Панургово стадо
1869
XXVII
Fatum [Судьба (лат.).]
Какой страшный разлад между идеей, делом и своим сердцем почувствовал Бейгуш! Согласить одно с другим было невозможно: этот разлад, по самой сущности своей, являлся непримиримым. Надо было чем-нибудь одним пожертвовать: или отказаться от дела, которому был предан душой и убеждением, в которое веровал, отказаться с тем, чтобы потом уже всю жизнь нести на себе клеймо отвержения, имя «изменника»; или же ради дела жертвовать любовью, грезами мирного, покойного счастья. «Как согласить одно с другим?» — пытался Бейгуш задавать себе трудную задачу. «Взять с собой Сусанну, ехать с нею вместе? — Но моя идея для нее не своя, а чужая! Положим, она пойдет за мной, но ведь она не одна, у нее здесь же, в Петербурге, двое сыновей воспитываются. По какому праву я отыму у них мать? Как оставить их на произвол судьбы? И наконец, можно ли взять на совесть судьбу этой женщины, заставить ее, быть может, скитаться с собою по лесам, обречь ее на тысячи лишений, на темное будущее… А если… если придется сложить свою голову — что с ней тогда? Если дело не удастся, если и меня, и ее вместе со мной поймают, захватят, тогда что? — Тюрьма, ссылка, Сибирь, и опять-таки тысячи всяческих лишений… И это все в награду за ее самоотвержение, за ее любовь!.. И из-за чего? Из-за моего лишь эгоистического побуждения, из-за того, что я полюбил ее!.. Нет, не возьму я этого на совесть!» — решил себе Бейгуш. «Гибнуть одному, а не четырем вместе, из которых трое совсем чужды этому делу!»

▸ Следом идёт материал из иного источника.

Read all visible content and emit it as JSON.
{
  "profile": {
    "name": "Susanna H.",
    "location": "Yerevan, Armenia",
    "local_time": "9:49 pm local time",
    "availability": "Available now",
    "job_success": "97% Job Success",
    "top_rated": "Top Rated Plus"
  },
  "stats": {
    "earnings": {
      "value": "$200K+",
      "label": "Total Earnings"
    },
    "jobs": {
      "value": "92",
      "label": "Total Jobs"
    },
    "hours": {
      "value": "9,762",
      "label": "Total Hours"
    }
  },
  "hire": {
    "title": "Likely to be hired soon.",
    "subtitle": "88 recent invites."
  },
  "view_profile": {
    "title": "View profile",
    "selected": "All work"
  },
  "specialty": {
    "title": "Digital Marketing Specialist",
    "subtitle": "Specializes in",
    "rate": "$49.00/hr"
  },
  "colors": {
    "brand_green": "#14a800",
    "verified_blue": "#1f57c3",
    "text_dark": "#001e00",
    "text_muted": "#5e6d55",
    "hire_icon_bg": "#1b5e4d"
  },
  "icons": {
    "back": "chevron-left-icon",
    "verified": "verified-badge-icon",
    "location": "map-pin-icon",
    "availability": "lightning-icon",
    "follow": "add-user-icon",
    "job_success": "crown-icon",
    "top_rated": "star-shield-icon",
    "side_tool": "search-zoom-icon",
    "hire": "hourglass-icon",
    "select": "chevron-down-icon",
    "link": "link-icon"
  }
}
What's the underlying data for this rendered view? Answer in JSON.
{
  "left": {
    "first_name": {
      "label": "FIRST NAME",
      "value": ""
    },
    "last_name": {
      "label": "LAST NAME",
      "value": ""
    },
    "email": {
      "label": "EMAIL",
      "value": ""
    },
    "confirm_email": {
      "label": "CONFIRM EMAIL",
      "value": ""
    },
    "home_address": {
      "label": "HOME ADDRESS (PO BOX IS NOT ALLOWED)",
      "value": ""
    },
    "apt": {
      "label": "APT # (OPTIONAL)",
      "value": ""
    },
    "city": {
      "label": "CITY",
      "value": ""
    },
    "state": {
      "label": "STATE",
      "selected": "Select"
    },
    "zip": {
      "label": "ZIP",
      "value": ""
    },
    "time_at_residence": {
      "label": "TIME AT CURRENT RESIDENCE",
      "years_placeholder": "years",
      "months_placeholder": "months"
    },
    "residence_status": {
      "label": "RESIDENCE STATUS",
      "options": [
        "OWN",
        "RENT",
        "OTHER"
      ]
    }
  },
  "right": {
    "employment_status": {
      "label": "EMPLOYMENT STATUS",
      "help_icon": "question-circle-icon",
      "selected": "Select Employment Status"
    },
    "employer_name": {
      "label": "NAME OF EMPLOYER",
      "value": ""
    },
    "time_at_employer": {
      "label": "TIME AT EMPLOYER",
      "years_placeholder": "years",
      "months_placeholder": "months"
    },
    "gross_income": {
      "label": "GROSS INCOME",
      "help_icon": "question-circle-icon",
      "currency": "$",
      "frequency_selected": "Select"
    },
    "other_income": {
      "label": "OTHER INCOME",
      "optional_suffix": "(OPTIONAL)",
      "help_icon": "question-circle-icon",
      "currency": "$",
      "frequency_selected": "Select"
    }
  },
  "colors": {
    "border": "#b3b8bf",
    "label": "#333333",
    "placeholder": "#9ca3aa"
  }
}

Он провел бессонную, мучительную ночь. Свежее воспоминание о сцене, разыгравшейся вечером в «кружке», воспоминание об этих взглядах и улыбках, об этом безмолвном, но уничтожающем презрении давило ему грудь, истерическими спазмами душило горло и словно железными тисками стягивало голову. Он встал с постели полубольной, с какой-то моральной и физической тяжестью во всем организме. Хотелось бы на воздух — освежиться, рассеяться, — и Бейгуш ушел из дому. В этот день случайно он встретился на улице с двумя своими короткими приятелями. Оба были офицеры, оба принадлежали к той же организации и оба присутствовали во вчерашнем собрании. Бейгуш, по всегдашней привычке, кивнул им головою, но те не ответили на поклон, и не то чтобы отвернулись от него, не то чтобы сделали вид, будто не узнают его; напротив, оба прямо и твердо глядели ему в глаза, и в их взоре он ясно прочел то же самое презрение, то же самое имя «изменника».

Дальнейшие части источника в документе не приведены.